Seulement deux tours de plus de 100 m. — C. Dhalluin / 20 Minutes

C'est un roman-feuilleton qui date pratiquement de la création de la société anonyme d'économie mixte (SAEM) Euralille, en juin 1990. Après les tours Portzamparc (120 m) et Lille-Europe (110 m), faut-il une troisième tour au-dessus de cent mètres à Lille ? Pour fêter dignement les vingt ans de sa SAEM, Euralille s'offre une nouvelle rumeur : un projet signé Bouygues, en partenariat public-privé, sur une tour de 110 m de haut. Vingt-cinq étages, 26 000 m2 de surface commercialisable avec un début des études en 2013… « Une énième spéculation, on entend absolument de tout à ce sujet », confie Patrick Duez, du cabinet immobilier CB Richard Ellis.

Un marché en attente
Et c'est Bruno Bonduelle en personne qui alimente les discussions. Le président de la chambre de commerce et d'industrie (CCI) du Grand Lille évoquait publiquement en juillet dernier une tour de 160 m, où la CCI pourrait trouver sa place… Il a remis le couvert lors de la dernière AG. « Il ne faisait allusion à aucun projet réel », s'empresse-t-on de préciser à la CCI. Et pour cause : la crise est là, bien qu'Euralille soit moins touchée que d'autres secteurs de la métropole. « Une nouvelle tour devra être à énergie positive ou neutre, ce qui coûte encore plus cher », confie un élu lillois. Mais Patrick Duez ne désespère pas : « Euralille-1, avec ses transports en commun, ses gares, son centre commercial, c'est l'endroit idéal.
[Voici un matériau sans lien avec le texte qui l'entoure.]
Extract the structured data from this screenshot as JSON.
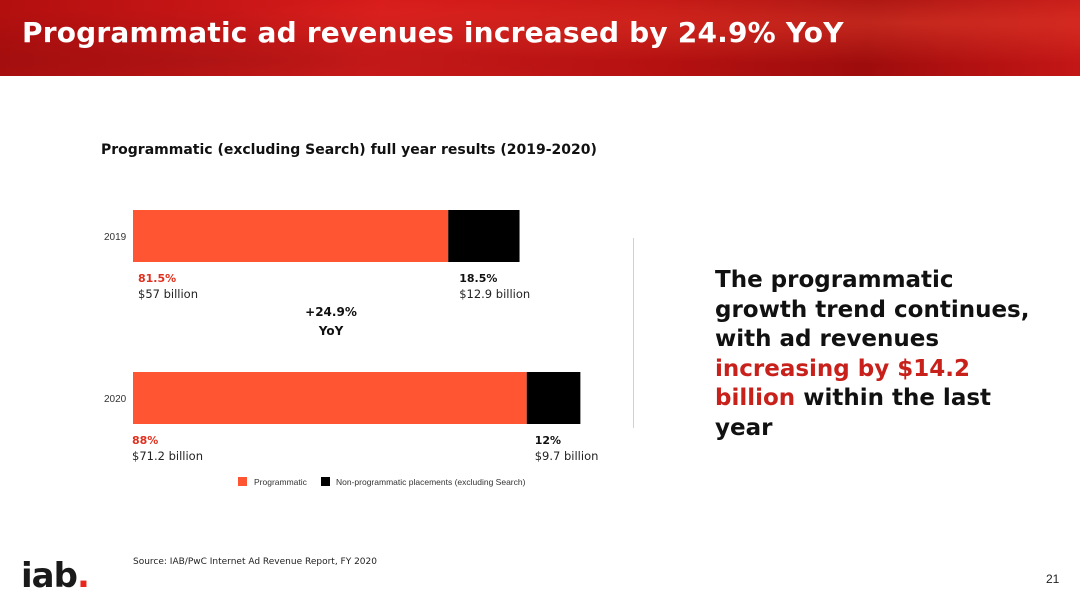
{
  "header": {
    "title": "Programmatic ad revenues increased by 24.9% YoY"
  },
  "chart_data": {
    "type": "bar",
    "orientation": "horizontal",
    "stacked": true,
    "title": "Programmatic (excluding Search) full year results (2019-2020)",
    "categories": [
      "2019",
      "2020"
    ],
    "units": "billion USD",
    "series": [
      {
        "name": "Programmatic",
        "color": "#ff5533",
        "values": [
          57,
          71.2
        ],
        "percent_labels": [
          "81.5%",
          "88%"
        ],
        "value_labels": [
          "$57 billion",
          "$71.2 billion"
        ]
      },
      {
        "name": "Non-programmatic placements (excluding Search)",
        "color": "#000000",
        "values": [
          12.9,
          9.7
        ],
        "percent_labels": [
          "18.5%",
          "12%"
        ],
        "value_labels": [
          "$12.9 billion",
          "$9.7 billion"
        ]
      }
    ],
    "annotation": {
      "line1": "+24.9%",
      "line2": "YoY"
    },
    "legend_position": "bottom",
    "grid": false
  },
  "side_text": {
    "part1": "The programmatic growth trend continues, with ad revenues ",
    "highlight": "increasing by $14.2 billion",
    "part2": " within the last year",
    "highlight_color": "#c8201a"
  },
  "source": "Source: IAB/PwC Internet Ad Revenue Report, FY 2020",
  "page_number": "21",
  "logo": {
    "text": "iab",
    "dot": "."
  }
}
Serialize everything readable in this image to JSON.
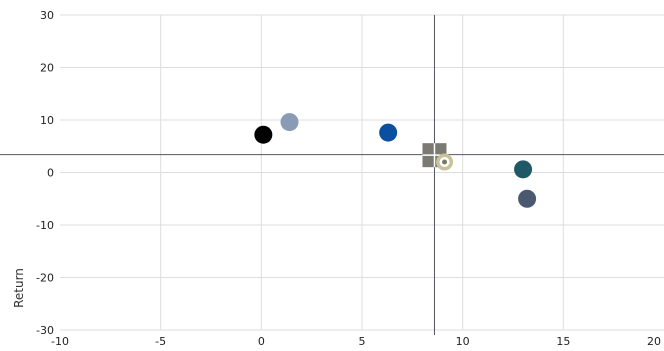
{
  "chart_data": {
    "type": "scatter",
    "title": "",
    "xlabel": "",
    "ylabel": "Return",
    "xlim": [
      -10,
      20
    ],
    "ylim": [
      -30,
      30
    ],
    "x_ticks": [
      "-10",
      "-5",
      "0",
      "5",
      "10",
      "15",
      "20"
    ],
    "y_ticks": [
      "30",
      "20",
      "10",
      "0",
      "-10",
      "-20",
      "-30"
    ],
    "grid": true,
    "crosshair": {
      "x": 8.6,
      "y": 3.4
    },
    "series": [
      {
        "x": 0.1,
        "y": 7.2,
        "color": "#000000",
        "marker": "circle"
      },
      {
        "x": 1.4,
        "y": 9.6,
        "color": "#8a9bb5",
        "marker": "circle"
      },
      {
        "x": 6.3,
        "y": 7.6,
        "color": "#0b4fa0",
        "marker": "circle"
      },
      {
        "x": 8.6,
        "y": 3.3,
        "color": "#7a7a72",
        "marker": "square-cross"
      },
      {
        "x": 9.1,
        "y": 2.0,
        "color": "#c8c29a",
        "marker": "target"
      },
      {
        "x": 13.0,
        "y": 0.6,
        "color": "#1f5966",
        "marker": "circle"
      },
      {
        "x": 13.2,
        "y": -5.0,
        "color": "#4a5870",
        "marker": "circle"
      }
    ]
  }
}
Maintenant il faut trouver le bon moment. »

Densification

Euralille-1 continue de s'étoffer. A peine le casino-théâtre Barrière terminé, un autre chantier prend le relais : un immeuble signé Reichen qui bordera l'avenue Willy-Brandt sur 12 000 m2, et sera mitoyen du casino-théâtre. L'ensemble comprend 1 000 m2 de commerces, dont un magasin sur deux niveaux faisant le lien avec le boulevard urbain (Louis-Pasteur).